Healing with Yessie

Emotional Validation

One of the biggest leaps forward on my healing journey happened when I learned to validate my own emotions. Emotional neglect has left me with these big emotions that I didn’t know how to regulate and didn’t think were valid in the first place.

I started this process working on self-love, and finding ways to meet my own needs. This involved changing my internal dialogue, spending more time being present with myself, doing things I simply enjoy, and learning to disengage with others when they impact me negatively. This takes practice. I’m still learning to love myself, and that’s okay.

In February of 2021, I attended the True Love Summit. We were given a 5 step Self-Love Formula. Anytime I felt triggered, I would go through these steps.

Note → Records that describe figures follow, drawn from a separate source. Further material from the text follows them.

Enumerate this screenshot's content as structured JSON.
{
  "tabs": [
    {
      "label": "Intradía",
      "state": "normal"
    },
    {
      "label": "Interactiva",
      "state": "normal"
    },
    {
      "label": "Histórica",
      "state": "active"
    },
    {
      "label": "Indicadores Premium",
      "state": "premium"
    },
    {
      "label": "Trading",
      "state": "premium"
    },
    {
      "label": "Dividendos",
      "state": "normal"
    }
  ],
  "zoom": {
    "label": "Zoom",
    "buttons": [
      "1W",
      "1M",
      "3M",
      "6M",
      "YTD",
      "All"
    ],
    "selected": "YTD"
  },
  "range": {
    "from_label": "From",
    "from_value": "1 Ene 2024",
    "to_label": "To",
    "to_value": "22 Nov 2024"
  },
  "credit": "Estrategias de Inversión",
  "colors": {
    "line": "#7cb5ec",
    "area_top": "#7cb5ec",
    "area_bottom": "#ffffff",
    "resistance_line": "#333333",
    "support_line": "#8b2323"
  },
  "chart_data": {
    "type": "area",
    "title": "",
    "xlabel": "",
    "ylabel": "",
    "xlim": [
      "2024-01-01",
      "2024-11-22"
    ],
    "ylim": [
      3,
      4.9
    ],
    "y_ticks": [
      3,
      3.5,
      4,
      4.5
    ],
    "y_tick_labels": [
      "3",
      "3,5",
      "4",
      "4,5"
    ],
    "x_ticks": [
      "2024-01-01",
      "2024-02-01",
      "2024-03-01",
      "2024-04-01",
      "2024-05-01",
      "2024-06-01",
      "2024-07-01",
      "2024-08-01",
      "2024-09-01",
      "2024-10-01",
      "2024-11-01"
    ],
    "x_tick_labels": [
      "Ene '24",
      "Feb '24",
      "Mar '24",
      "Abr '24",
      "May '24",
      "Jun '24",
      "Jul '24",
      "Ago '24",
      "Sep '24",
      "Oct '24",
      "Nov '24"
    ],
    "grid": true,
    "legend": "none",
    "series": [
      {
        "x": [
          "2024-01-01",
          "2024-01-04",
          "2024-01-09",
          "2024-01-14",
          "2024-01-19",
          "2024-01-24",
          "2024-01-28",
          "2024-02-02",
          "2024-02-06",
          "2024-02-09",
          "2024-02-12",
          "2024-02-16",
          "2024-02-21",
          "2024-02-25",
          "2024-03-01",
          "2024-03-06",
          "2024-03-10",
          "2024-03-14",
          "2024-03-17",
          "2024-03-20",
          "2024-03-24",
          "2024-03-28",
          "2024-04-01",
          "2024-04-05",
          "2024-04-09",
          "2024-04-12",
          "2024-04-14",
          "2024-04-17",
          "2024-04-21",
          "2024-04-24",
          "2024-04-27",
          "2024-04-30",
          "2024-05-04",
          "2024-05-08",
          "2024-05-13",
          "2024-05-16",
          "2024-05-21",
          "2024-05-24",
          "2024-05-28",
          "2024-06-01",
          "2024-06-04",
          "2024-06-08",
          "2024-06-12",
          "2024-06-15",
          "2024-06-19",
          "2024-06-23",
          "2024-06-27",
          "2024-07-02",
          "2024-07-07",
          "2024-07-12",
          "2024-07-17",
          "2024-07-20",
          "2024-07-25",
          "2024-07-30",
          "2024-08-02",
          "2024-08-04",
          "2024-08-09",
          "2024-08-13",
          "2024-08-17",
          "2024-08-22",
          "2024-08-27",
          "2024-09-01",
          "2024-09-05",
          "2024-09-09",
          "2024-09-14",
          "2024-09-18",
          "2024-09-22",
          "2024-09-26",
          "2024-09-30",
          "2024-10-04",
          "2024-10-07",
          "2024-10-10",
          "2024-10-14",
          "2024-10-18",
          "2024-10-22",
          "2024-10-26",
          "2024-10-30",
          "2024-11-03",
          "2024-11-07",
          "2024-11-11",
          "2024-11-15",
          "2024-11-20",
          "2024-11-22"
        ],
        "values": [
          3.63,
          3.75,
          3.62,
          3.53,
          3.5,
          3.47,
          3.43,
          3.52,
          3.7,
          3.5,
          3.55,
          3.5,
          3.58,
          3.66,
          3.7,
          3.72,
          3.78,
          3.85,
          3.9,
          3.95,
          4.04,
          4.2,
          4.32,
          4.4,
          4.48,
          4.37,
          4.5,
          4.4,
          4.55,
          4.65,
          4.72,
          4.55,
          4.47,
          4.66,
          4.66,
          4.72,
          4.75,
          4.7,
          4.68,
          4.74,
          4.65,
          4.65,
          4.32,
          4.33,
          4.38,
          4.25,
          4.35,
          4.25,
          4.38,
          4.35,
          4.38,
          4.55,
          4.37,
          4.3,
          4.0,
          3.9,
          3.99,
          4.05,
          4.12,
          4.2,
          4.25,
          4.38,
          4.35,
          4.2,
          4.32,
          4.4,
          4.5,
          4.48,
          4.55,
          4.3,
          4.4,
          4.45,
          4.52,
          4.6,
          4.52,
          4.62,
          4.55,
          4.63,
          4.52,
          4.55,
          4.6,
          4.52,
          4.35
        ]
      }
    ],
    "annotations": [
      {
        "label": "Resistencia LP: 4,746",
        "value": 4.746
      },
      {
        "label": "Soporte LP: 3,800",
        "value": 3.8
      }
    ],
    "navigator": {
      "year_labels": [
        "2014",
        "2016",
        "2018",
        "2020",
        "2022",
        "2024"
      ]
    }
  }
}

  1. Self-compassion: Am I being compassionate to myself right now? If you’re anything like me, the answer will be no. You’ll have to snap yourself out of your negative internal dialogue and remember to treat yourself as you would treat a close friend.
  2. Self-worth: Remind yourself you are worthy, just by existing. You don’t need to do or be anything to be worthy. When your self-worth is tied up in what you do for others or your success in life, it’s easy to beat yourself up for not doing or being enough. You will become more confident the more you act from a place of believing you’re worthy, even if you don’t believe it yet.
  3. Self-validation: This is all about giving yourself credit, in the moment, for progress you’re making. When you notice yourself reacting differently than you would have in the past, this is when the breakthrough happens. The first time I stopped myself from immediately reacting to a trigger and was able to validate myself for that, I knew I was on the right track.
  4. Self-Care: This is all about noticing uncomfortable feelings, and meeting your own needs in a loving way. After being triggered, maybe you need time alone, to move your body, or to turn off your phone. Maybe you need to set a boundary with someone. It’s important to check in with this step, because your needs will change depending on the situation.
  5. Self-Gratitude: This step is all about recognizing all the amazing parts of who you are in this moment. This step may be hard at first, but eventually, it will get easier and your list will get longer.

Anytime I felt myself getting triggered, I would open the Notes app on my phone and write out responses to these steps. Instead of reacting to negative emotions, this allowed me to become more self-aware, and respond with love for myself and others. If you’re on this journey and don’t have skills for managing triggers, try out these steps. Maybe they will help you as much as they helped me.